O gráfico feito pelo meteorologista Jon Davis, em 2003, coorrobora o que eu afirmo. As estrelas indicam os últimos eventos de geadas no cinturão cafeeiro do Brasil.
Aliás, neste gráfico leva-se em consideração as principais áreas de café do Brasil, que estão no sul de Minas Gerais. Lembro que a latitude e, sobretudo, a longitude do sul de Minas Gerais é diferente da de Campinas. Portanto, as condições para formação de geadas também são diferentes.
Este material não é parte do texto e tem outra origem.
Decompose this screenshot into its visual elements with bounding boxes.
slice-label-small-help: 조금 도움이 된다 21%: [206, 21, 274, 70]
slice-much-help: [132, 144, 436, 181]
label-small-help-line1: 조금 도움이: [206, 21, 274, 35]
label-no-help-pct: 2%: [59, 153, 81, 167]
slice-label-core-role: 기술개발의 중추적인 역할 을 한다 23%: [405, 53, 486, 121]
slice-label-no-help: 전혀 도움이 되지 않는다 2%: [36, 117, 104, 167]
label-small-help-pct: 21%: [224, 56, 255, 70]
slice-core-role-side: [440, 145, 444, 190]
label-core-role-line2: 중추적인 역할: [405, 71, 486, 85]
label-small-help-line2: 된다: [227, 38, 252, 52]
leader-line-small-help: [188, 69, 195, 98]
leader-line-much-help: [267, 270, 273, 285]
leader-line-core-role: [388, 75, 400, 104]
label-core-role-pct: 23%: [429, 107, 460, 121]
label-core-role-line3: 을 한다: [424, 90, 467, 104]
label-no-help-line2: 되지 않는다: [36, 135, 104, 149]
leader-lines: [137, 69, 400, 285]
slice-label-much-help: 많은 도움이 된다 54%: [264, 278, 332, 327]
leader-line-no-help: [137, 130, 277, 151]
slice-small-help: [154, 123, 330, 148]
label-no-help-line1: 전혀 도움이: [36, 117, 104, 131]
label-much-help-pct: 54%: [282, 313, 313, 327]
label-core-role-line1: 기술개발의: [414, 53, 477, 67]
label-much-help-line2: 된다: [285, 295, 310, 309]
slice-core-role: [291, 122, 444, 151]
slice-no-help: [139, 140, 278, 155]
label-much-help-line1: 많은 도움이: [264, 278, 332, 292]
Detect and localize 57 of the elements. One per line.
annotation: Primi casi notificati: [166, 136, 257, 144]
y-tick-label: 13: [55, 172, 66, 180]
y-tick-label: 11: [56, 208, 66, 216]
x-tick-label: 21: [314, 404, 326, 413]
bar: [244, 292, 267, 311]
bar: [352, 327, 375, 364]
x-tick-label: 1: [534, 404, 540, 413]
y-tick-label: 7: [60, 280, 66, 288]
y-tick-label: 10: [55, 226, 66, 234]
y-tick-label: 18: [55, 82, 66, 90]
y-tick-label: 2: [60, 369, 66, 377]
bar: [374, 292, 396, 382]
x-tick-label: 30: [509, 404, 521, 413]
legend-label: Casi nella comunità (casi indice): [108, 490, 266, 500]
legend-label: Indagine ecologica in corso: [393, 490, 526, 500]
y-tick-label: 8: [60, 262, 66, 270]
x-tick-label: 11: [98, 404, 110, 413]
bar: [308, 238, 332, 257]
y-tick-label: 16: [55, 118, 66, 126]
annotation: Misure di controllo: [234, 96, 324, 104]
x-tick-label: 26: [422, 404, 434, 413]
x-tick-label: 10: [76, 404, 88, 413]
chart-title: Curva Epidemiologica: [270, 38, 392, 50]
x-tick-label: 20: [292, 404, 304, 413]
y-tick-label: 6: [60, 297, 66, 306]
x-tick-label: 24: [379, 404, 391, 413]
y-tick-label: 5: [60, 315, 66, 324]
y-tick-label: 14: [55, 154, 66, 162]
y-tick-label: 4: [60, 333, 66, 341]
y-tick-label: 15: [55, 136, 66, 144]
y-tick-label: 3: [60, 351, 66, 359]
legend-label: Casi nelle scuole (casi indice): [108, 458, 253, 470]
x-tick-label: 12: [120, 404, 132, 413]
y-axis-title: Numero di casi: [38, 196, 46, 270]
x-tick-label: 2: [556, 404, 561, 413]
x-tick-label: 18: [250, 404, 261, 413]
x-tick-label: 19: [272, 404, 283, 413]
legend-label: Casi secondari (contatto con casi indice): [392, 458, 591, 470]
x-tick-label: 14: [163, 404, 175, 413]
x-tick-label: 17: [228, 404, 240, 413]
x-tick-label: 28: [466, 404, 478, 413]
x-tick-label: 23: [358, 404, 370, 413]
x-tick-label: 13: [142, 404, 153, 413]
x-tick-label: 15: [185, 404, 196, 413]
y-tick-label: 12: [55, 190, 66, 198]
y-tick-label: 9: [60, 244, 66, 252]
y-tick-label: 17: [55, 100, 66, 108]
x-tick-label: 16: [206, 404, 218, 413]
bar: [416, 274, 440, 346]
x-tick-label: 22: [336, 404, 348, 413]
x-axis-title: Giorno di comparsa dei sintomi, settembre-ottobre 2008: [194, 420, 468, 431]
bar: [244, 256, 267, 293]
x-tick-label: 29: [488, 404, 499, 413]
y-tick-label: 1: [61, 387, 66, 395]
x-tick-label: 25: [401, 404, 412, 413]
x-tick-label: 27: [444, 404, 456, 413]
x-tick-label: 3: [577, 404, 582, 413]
Isto demonstra também que temos trabalhos que apontam para caminhos diferentes. Existem trabalhos que apontam para uma falta de correlação e outros apontam para uma correlação.
Este gráfico mostra que a maioria dos eventos de geadas ocorreram em uma fase de transição entre o El Niño e a La Niña, quando as temperaturas do Pacífico estavam entre 0.7°C acima da média e 0,7°C abaixo da média.
Este gráfico foi gerado por Jon Davis, porque, na época, havia uma expectativa da entrada de uma massa de ar frio intensa em 2004, situação de neutralidade climática.
Por último, gostaria de deixar claro que em nenhum momento afirmei no CaféPoint que ocorriam geadas apenas com uma situação de neutralidade. Apenas afirmo sobre os riscos e acredito que o risco de um evento deste tipo é mais alto nas épocas de transição/neutralidade.